Attachment Screen Shot 2012-10-15 at 3.35.57 PM.png



Author: kbraak@gbif.org
Created: 2012-10-12 14:24:50.202
Updated: 2012-10-12 14:24:50.202
        
The registry synchronisation runs for Austrian technical installation, and a new Dataset is successfully added. The problem is that the new Dataset doesn't have type: "OCCURRENCE". Below you can see the HIT logging from synchronization.

Compare the Austrian dataset (http://b3g4.gbif.org:8080/registry-ws/dataset/c0f99ffe-1463-11e2-9d5e-00145eb45e9a) with this German one (http://b3g4.gbif.org:8080/registry-ws/dataset/85685a84-f762-11e1-a439-00145eb45e9a) which indexes fine.
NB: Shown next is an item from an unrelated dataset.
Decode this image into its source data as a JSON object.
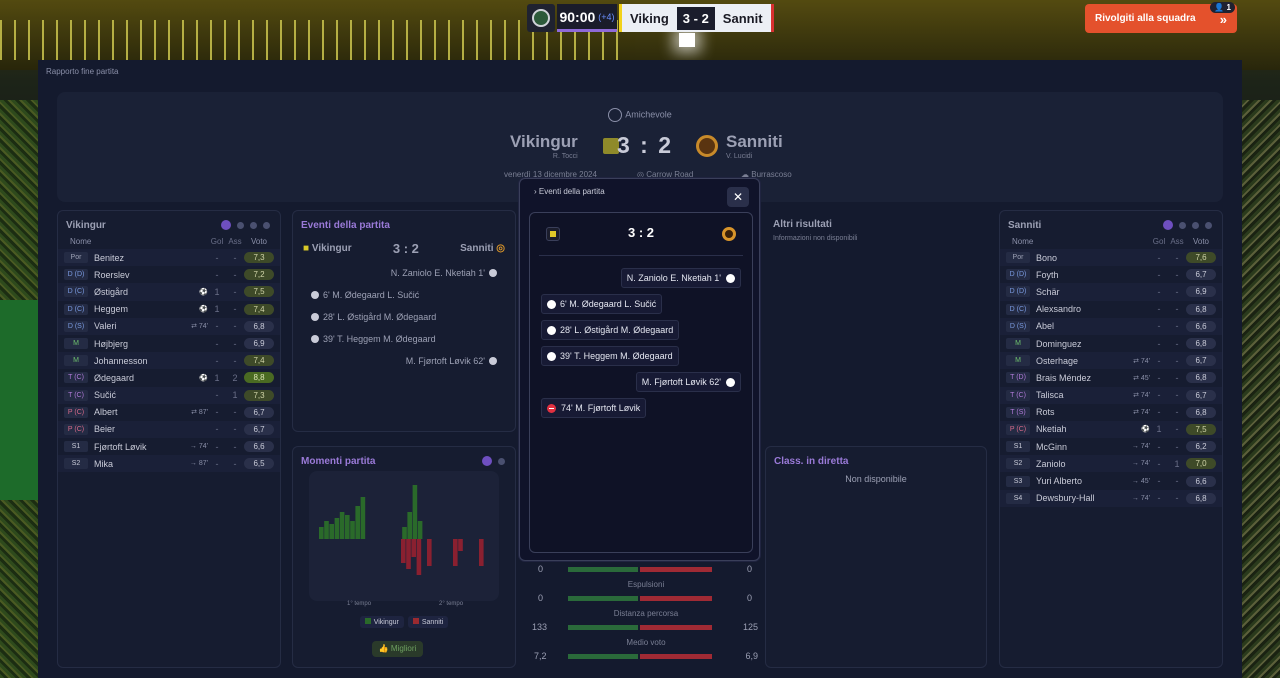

So that everybody is aware, all the HIT sends to the registry synchronizer is the technical installation UUID and the BioDatasource ID (used for logging). The registry synchroniser looks up everything else it needs (including endpoint URLs) using the registry web services.
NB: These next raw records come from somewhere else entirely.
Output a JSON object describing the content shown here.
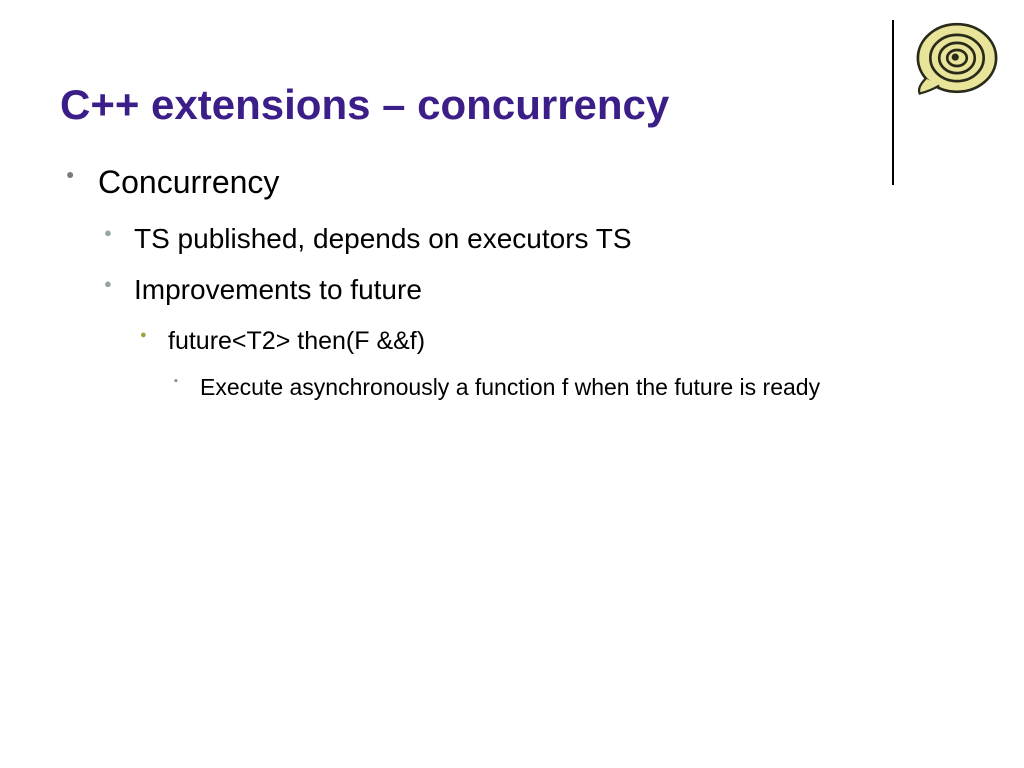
{
  "title": "C++ extensions – concurrency",
  "bullets": {
    "lvl1_0": "Concurrency",
    "lvl2_0": "TS published, depends on executors TS",
    "lvl2_1": "Improvements to future",
    "lvl3_0": "future<T2> then(F &&f)",
    "lvl4_0": "Execute asynchronously a function f when the future is ready"
  },
  "colors": {
    "title": "#3b1e87",
    "bullet_lvl1": "#7b7b7b",
    "bullet_lvl2": "#96a69a",
    "bullet_lvl3": "#a0a040",
    "bullet_lvl4": "#888888"
  }
}
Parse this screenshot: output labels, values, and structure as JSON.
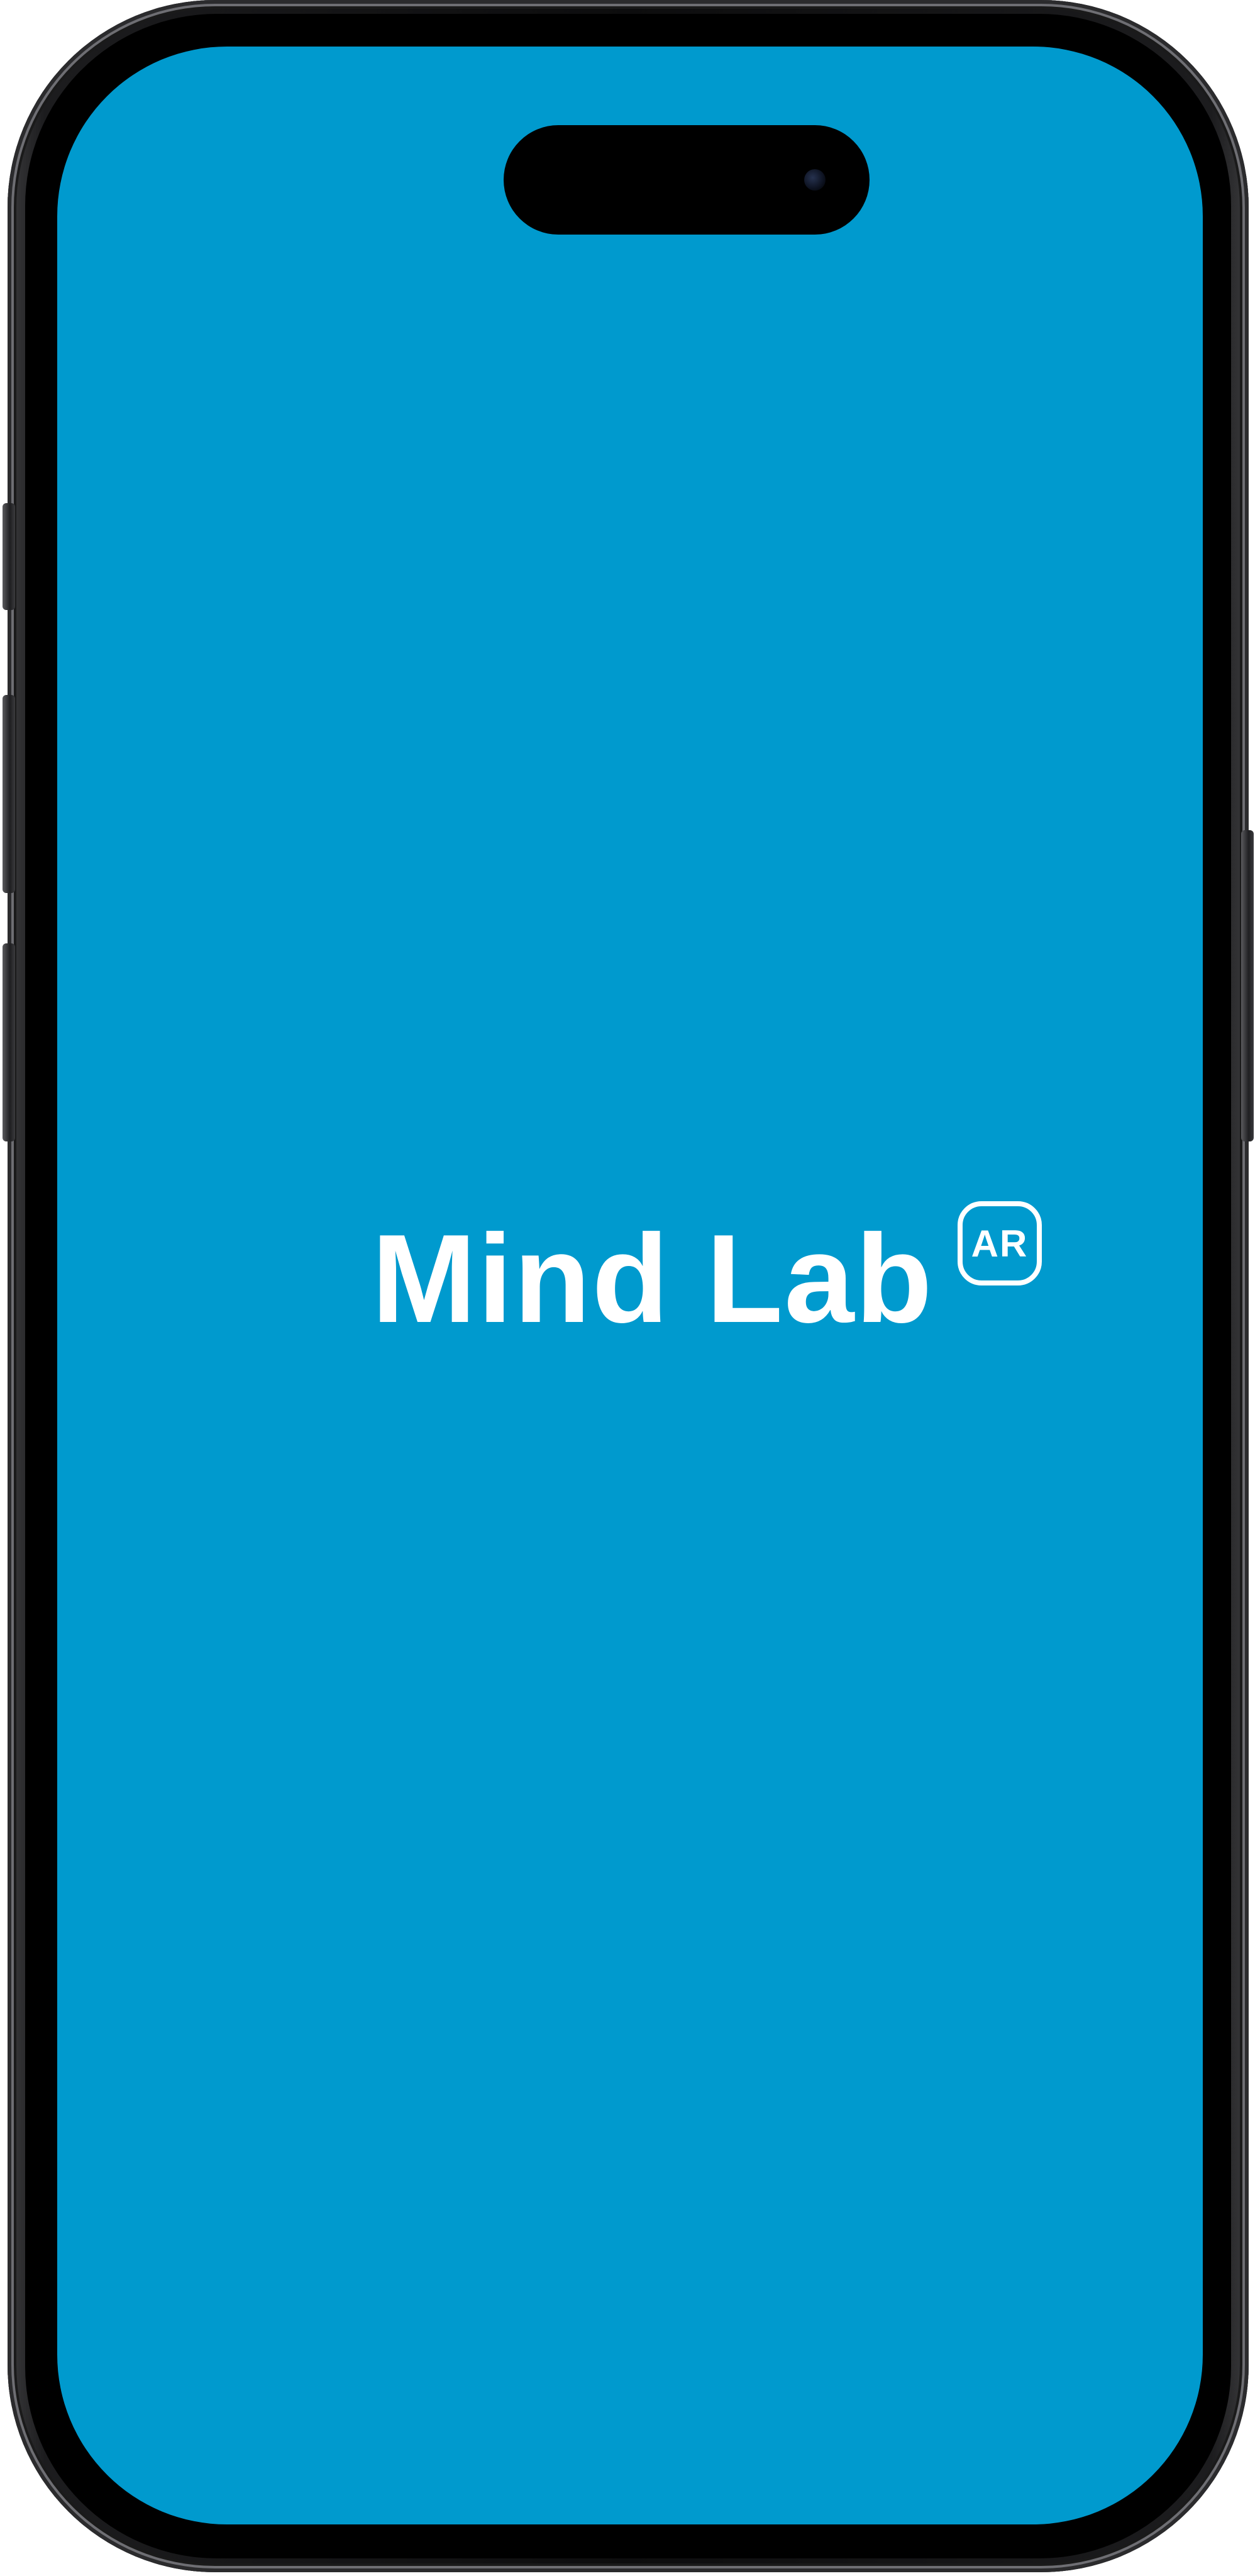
{
  "app": {
    "name": "Mind Lab",
    "badge": "AR"
  },
  "theme": {
    "background": "#009ACE",
    "foreground": "#FFFFFF",
    "device_frame": "#000000"
  },
  "device": {
    "island_icon": "camera-icon"
  }
}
Since a technical installation can have multiple endpoints that all share the same "root", the HIT just takes the first endpoint it encounters and preserves the root. In this case, it's just a coincidence that the root and the homepageURL are the same.

For an example of a technical installation with multiple URLs, take this one from the BGBM (http://gbrds.gbif.org/browse/agent?uuid=60454014-f762-11e1-a439-00145eb45e9a).
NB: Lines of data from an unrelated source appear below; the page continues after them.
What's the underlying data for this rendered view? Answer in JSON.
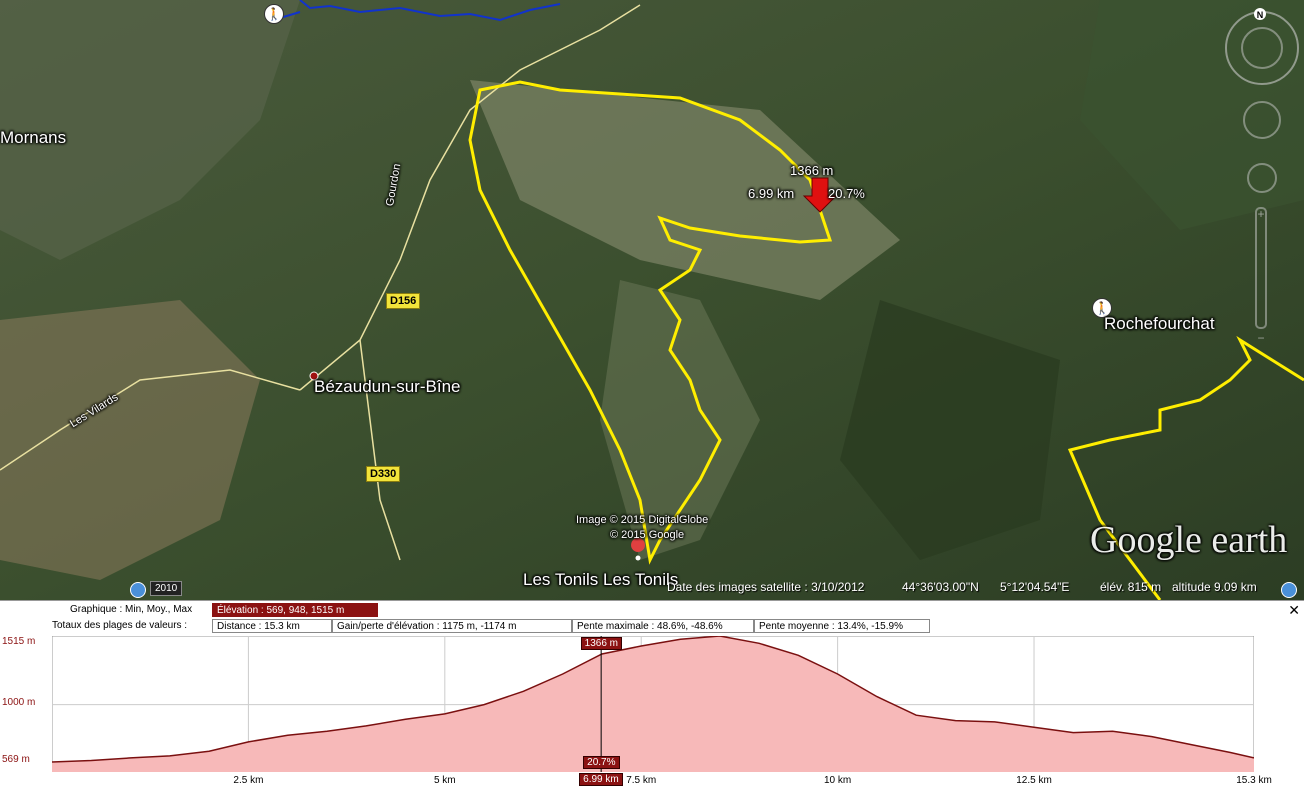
{
  "map": {
    "places": {
      "mornans": "Mornans",
      "bezaudun": "Bézaudun-sur-Bîne",
      "rochefourchat": "Rochefourchat",
      "tonils": "Les Tonils  Les Tonils",
      "gourdon": "Gourdon",
      "vilards": "Les Vilards"
    },
    "roads": {
      "d156": "D156",
      "d330": "D330"
    },
    "cursor": {
      "elev": "1366 m",
      "dist": "6.99 km",
      "grade": "20.7%"
    },
    "copyright": {
      "line1": "Image © 2015 DigitalGlobe",
      "line2": "© 2015 Google"
    },
    "logo": "Google earth",
    "history_year": "2010",
    "status": {
      "date": "Date des images satellite : 3/10/2012",
      "lat": "44°36'03.00\"N",
      "lon": "5°12'04.54\"E",
      "elev": "élév.  815 m",
      "altitude": "altitude   9.09 km"
    },
    "compass_n": "N",
    "colors": {
      "track": "#ffee00",
      "river": "#1133cc",
      "cursor": "#e01010"
    }
  },
  "profile": {
    "graph_label": "Graphique : Min, Moy., Max",
    "elevation": "Élévation : 569, 948, 1515 m",
    "totals_label": "Totaux des plages de valeurs :",
    "distance": "Distance : 15.3 km",
    "gain": "Gain/perte d'élévation : 1175 m, -1174 m",
    "max_slope": "Pente maximale : 48.6%, -48.6%",
    "avg_slope": "Pente moyenne : 13.4%, -15.9%",
    "close": "✕",
    "y_ticks": [
      "1515 m",
      "1000 m",
      "569 m"
    ],
    "x_ticks": [
      "2.5 km",
      "5 km",
      "7.5 km",
      "10 km",
      "12.5 km",
      "15.3 km"
    ],
    "cursor_elev": "1366 m",
    "cursor_grade": "20.7%",
    "cursor_dist": "6.99 km",
    "chart_data": {
      "type": "area",
      "x": [
        0,
        0.5,
        1,
        1.5,
        2,
        2.5,
        3,
        3.5,
        4,
        4.5,
        5,
        5.5,
        6,
        6.5,
        7,
        7.5,
        8,
        8.5,
        9,
        9.5,
        10,
        10.5,
        11,
        11.5,
        12,
        12.5,
        13,
        13.5,
        14,
        14.5,
        15,
        15.3
      ],
      "y": [
        569,
        580,
        600,
        615,
        650,
        720,
        770,
        800,
        840,
        890,
        930,
        1000,
        1100,
        1230,
        1380,
        1440,
        1490,
        1515,
        1460,
        1370,
        1230,
        1060,
        920,
        880,
        870,
        830,
        790,
        800,
        760,
        700,
        640,
        600
      ],
      "ylim": [
        569,
        1515
      ],
      "xlim": [
        0,
        15.3
      ],
      "cursor_x": 6.99,
      "colors": {
        "fill": "#f7b9b9",
        "line": "#7a1010"
      }
    }
  }
}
So the real question is, why doesn't the new Dataset created by the synchronizer contain the type=OCCURRENCE ?


**********
HIT LOGGING
**********

2012-10-12 13:55:51.0	Finished registry sync by Organization
2012-10-12 13:55:51.0	Dataset with key c0f99ffe-1463-11e2-9d5e-00145eb45e9a was not synchronized because the type was NULL
2012-10-12 13:55:51.0	Dataset with key c0f99ffe-1463-11e2-9d5e-00145eb45e9a was not synchronized because the type was NULL
2012-10-12 13:55:51.0	BioDatasource exits for name: 603e8800 and uuid: 3784 - information updated.
2012-10-12 13:55:51.0	 Writing to file: /mnt/fiber/super_hit/ait_austrian_institute_of_technology_gmbh-81bfa2a5/provider_contact.txt
2012-10-12 13:55:51.0	Synchronizing installation with key: 603e8800-f762-11e1-a439-00145eb45e9a
2012-10-12 13:55:51.0	Start registry sync by Organization

2012-10-12 13:55:44.0	Service 07db8d50-130d-4910-9165-d02bb6aa6983 synchronized, status: OK
2012-10-12 13:55:44.0	Technical Installation 603e8800-f762-11e1-a439-00145eb45e9a synchronized, status: OK
2012-10-12 13:55:44.0	Technical installation 603e8800-f762-11e1-a439-00145eb45e9a synchronization finished
2012-10-12 13:55:41.0	Synchronizing service 07db8d50-130d-4910-9165-d02bb6aa6983, url: http://picme.ait.ac.at/pywrapper.cgi?dsa=AIT_Rep_Centre_Samples
2012-10-12 13:55:41.0	Initiating agent(technical installation) synchronization 603e8800-f762-11e1-a439-00145eb45e9a
2012-10-12 13:55:41.0	Technical Installation synchronization started 603e8800-f762-11e1-a439-00145eb45e9a



    


Author: kbraak@gbif.org
Comment: This issue is a blocker for the Super HIT. Since the dataset type is not populated, the Super HIT doesn't know this resource is an Occurrence dataset or not.
Created: 2012-10-12 14:38:03.183
Updated: 2012-10-12 14:38:03.183


Author: kbraak@gbif.org
Comment: Screenshot showing all datasets currently missing category (type = occurrence)
Created: 2012-10-15 15:36:45.239
Updated: 2012-10-15 15:36:45.239


Author: fmendez@gbif.org
Created: 2012-10-18 10:30:26.84
Updated: 2012-10-18 10:30:26.84
        
Bug fixed with commit: http://code.google.com/p/gbif-registry/source/detail?r=3288
Since datasets created by migration scripts could have a invalid dataset type, MetadataSynchronizerBase sets the dataset type for each update/create operation.